Sonia se ocupaba del manejo de la casa, cuidaba de su tía, soportaba sus caprichos y ayudaba a Nicolás a disimular la pobreza en que se hallaban. Nicolás se sentía deudor de Sonia y, viendo lo que la muchacha hacía por su tía, admiraba su paciencia y su abnegación. Sin embargo, procuraba mantenerse espiritualmente alejado de ella. Le reprochaba su exceso de perfección, que no hubiera nada censurable en ella. Sonia poseía, verdad es, todo lo que inspira aprecio a las gentes, pero poco de lo que nos hace amarlas.

Habiendo tomado al pie de la letra la carta en que ella le devolvía la libertad, la trataba como si hubiera olvidado lo pasado.

La situación de Nicolás fue de mal en peor; porque la sola idea de hacer economías con su sueldo era un sueño. Es más: no sólo no economizaba, sino que, para satisfacer las exigencias de su madre, contraía pequeñas deudas.

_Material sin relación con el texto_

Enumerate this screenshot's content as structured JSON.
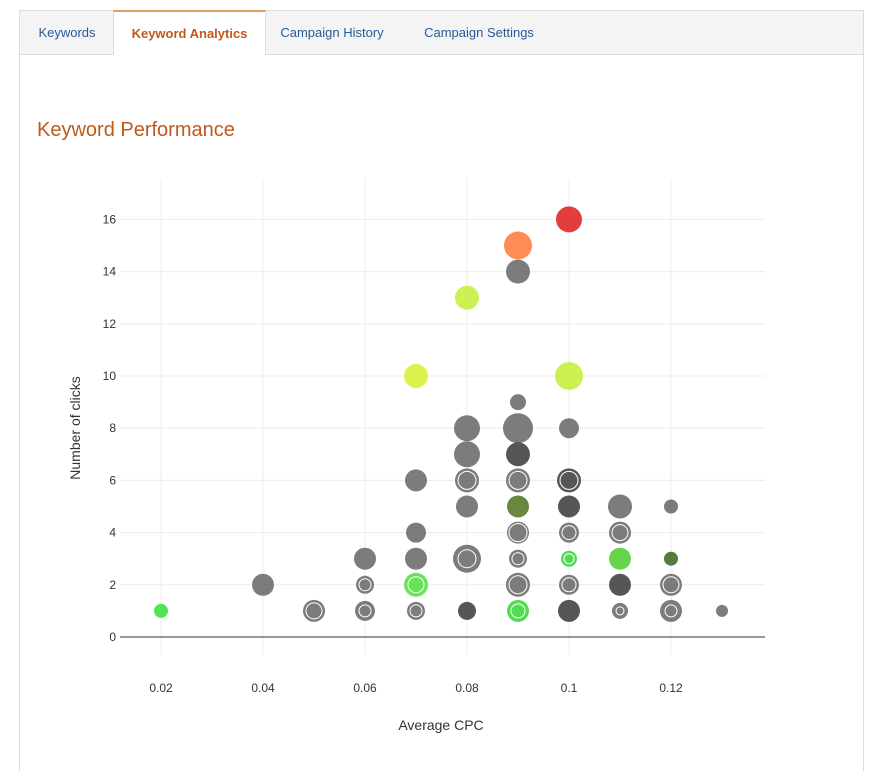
{
  "tabs": [
    {
      "label": "Keywords",
      "active": false
    },
    {
      "label": "Keyword Analytics",
      "active": true
    },
    {
      "label": "Campaign History",
      "active": false
    },
    {
      "label": "Campaign Settings",
      "active": false
    }
  ],
  "section": {
    "title": "Keyword Performance"
  },
  "colors": {
    "accent": "#c0591a",
    "tab_link": "#2a5a96",
    "grey": "#6e6e6e",
    "dark": "#444444"
  },
  "chart_data": {
    "type": "scatter",
    "xlabel": "Average CPC",
    "ylabel": "Number of clicks",
    "xlim": [
      0.01,
      0.135
    ],
    "ylim": [
      -0.6,
      17.5
    ],
    "xticks": [
      "0.02",
      "0.04",
      "0.06",
      "0.08",
      "0.1",
      "0.12"
    ],
    "xtick_values": [
      0.02,
      0.04,
      0.06,
      0.08,
      0.1,
      0.12
    ],
    "yticks": [
      "0",
      "2",
      "4",
      "6",
      "8",
      "10",
      "12",
      "14",
      "16"
    ],
    "ytick_values": [
      0,
      2,
      4,
      6,
      8,
      10,
      12,
      14,
      16
    ],
    "grid": true,
    "points": [
      {
        "x": 0.02,
        "y": 1,
        "size": 7,
        "color": "#3fe03f"
      },
      {
        "x": 0.04,
        "y": 2,
        "size": 11,
        "color": "#6e6e6e"
      },
      {
        "x": 0.05,
        "y": 1,
        "size": 11,
        "color": "#6e6e6e",
        "inner": 8
      },
      {
        "x": 0.06,
        "y": 3,
        "size": 11,
        "color": "#6e6e6e"
      },
      {
        "x": 0.06,
        "y": 2,
        "size": 9,
        "color": "#6e6e6e",
        "inner": 6
      },
      {
        "x": 0.06,
        "y": 1,
        "size": 10,
        "color": "#6e6e6e",
        "inner": 6
      },
      {
        "x": 0.07,
        "y": 10,
        "size": 12,
        "color": "#d8f03a"
      },
      {
        "x": 0.07,
        "y": 6,
        "size": 11,
        "color": "#6e6e6e"
      },
      {
        "x": 0.07,
        "y": 4,
        "size": 10,
        "color": "#6e6e6e"
      },
      {
        "x": 0.07,
        "y": 3,
        "size": 11,
        "color": "#6e6e6e"
      },
      {
        "x": 0.07,
        "y": 2,
        "size": 12,
        "color": "#55e045",
        "inner": 8
      },
      {
        "x": 0.07,
        "y": 1,
        "size": 9,
        "color": "#6e6e6e",
        "inner": 6
      },
      {
        "x": 0.08,
        "y": 13,
        "size": 12,
        "color": "#c8f040"
      },
      {
        "x": 0.08,
        "y": 8,
        "size": 13,
        "color": "#6e6e6e"
      },
      {
        "x": 0.08,
        "y": 7,
        "size": 13,
        "color": "#6e6e6e"
      },
      {
        "x": 0.08,
        "y": 6,
        "size": 12,
        "color": "#6e6e6e",
        "inner": 9
      },
      {
        "x": 0.08,
        "y": 5,
        "size": 11,
        "color": "#6e6e6e"
      },
      {
        "x": 0.08,
        "y": 3,
        "size": 14,
        "color": "#6e6e6e",
        "inner": 9
      },
      {
        "x": 0.08,
        "y": 1,
        "size": 9,
        "color": "#444444"
      },
      {
        "x": 0.09,
        "y": 15,
        "size": 14,
        "color": "#ff8040"
      },
      {
        "x": 0.09,
        "y": 14,
        "size": 12,
        "color": "#6e6e6e"
      },
      {
        "x": 0.09,
        "y": 9,
        "size": 8,
        "color": "#6e6e6e"
      },
      {
        "x": 0.09,
        "y": 8,
        "size": 15,
        "color": "#6e6e6e"
      },
      {
        "x": 0.09,
        "y": 7,
        "size": 12,
        "color": "#444444"
      },
      {
        "x": 0.09,
        "y": 6,
        "size": 12,
        "color": "#6e6e6e",
        "inner": 9
      },
      {
        "x": 0.09,
        "y": 5,
        "size": 11,
        "color": "#5a7a2a"
      },
      {
        "x": 0.09,
        "y": 4,
        "size": 11,
        "color": "#6e6e6e",
        "inner": 9
      },
      {
        "x": 0.09,
        "y": 3,
        "size": 9,
        "color": "#6e6e6e",
        "inner": 6
      },
      {
        "x": 0.09,
        "y": 2,
        "size": 12,
        "color": "#6e6e6e",
        "inner": 9
      },
      {
        "x": 0.09,
        "y": 1,
        "size": 11,
        "color": "#3fd83f",
        "inner": 7
      },
      {
        "x": 0.1,
        "y": 16,
        "size": 13,
        "color": "#e02828"
      },
      {
        "x": 0.1,
        "y": 10,
        "size": 14,
        "color": "#c8f040"
      },
      {
        "x": 0.1,
        "y": 8,
        "size": 10,
        "color": "#6e6e6e"
      },
      {
        "x": 0.1,
        "y": 6,
        "size": 12,
        "color": "#444444",
        "inner": 9
      },
      {
        "x": 0.1,
        "y": 5,
        "size": 11,
        "color": "#444444"
      },
      {
        "x": 0.1,
        "y": 4,
        "size": 10,
        "color": "#6e6e6e",
        "inner": 7
      },
      {
        "x": 0.1,
        "y": 3,
        "size": 8,
        "color": "#3fd83f",
        "inner": 5
      },
      {
        "x": 0.1,
        "y": 2,
        "size": 10,
        "color": "#6e6e6e",
        "inner": 7
      },
      {
        "x": 0.1,
        "y": 1,
        "size": 11,
        "color": "#444444"
      },
      {
        "x": 0.11,
        "y": 5,
        "size": 12,
        "color": "#6e6e6e"
      },
      {
        "x": 0.11,
        "y": 4,
        "size": 11,
        "color": "#6e6e6e",
        "inner": 8
      },
      {
        "x": 0.11,
        "y": 3,
        "size": 11,
        "color": "#55d035"
      },
      {
        "x": 0.11,
        "y": 2,
        "size": 11,
        "color": "#444444"
      },
      {
        "x": 0.11,
        "y": 1,
        "size": 8,
        "color": "#6e6e6e",
        "inner": 4
      },
      {
        "x": 0.12,
        "y": 5,
        "size": 7,
        "color": "#6e6e6e"
      },
      {
        "x": 0.12,
        "y": 3,
        "size": 7,
        "color": "#4a6a2a"
      },
      {
        "x": 0.12,
        "y": 2,
        "size": 11,
        "color": "#6e6e6e",
        "inner": 8
      },
      {
        "x": 0.12,
        "y": 1,
        "size": 11,
        "color": "#6e6e6e",
        "inner": 6
      },
      {
        "x": 0.13,
        "y": 1,
        "size": 6,
        "color": "#6e6e6e"
      }
    ]
  }
}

La situación no parecía tener salida. La idea de su matrimonio con una rica heredera que sus parientes le propusieron le repugnaba. Otra solución, la muerte de su madre, ni siquiera le pasaba por el pensamiento. No deseaba nada, no esperaba nada, y, en el fondo de su alma, experimentaba un austero placer en aquella pasiva aceptación de su suerte. Evitaba tropezarse con antiguas amistades, con su compasión y su oferta compasiva de ayuda; evitaba toda distracción y placer, y en casa tampoco se ocupaba en nada, salvo en tener paciencia con su madre, andar en silencio por la habitación y fumar pipa tras pipa. Parecía fomentar aquel humor sombrío, única cosa que le ayudaba a soportar la vida.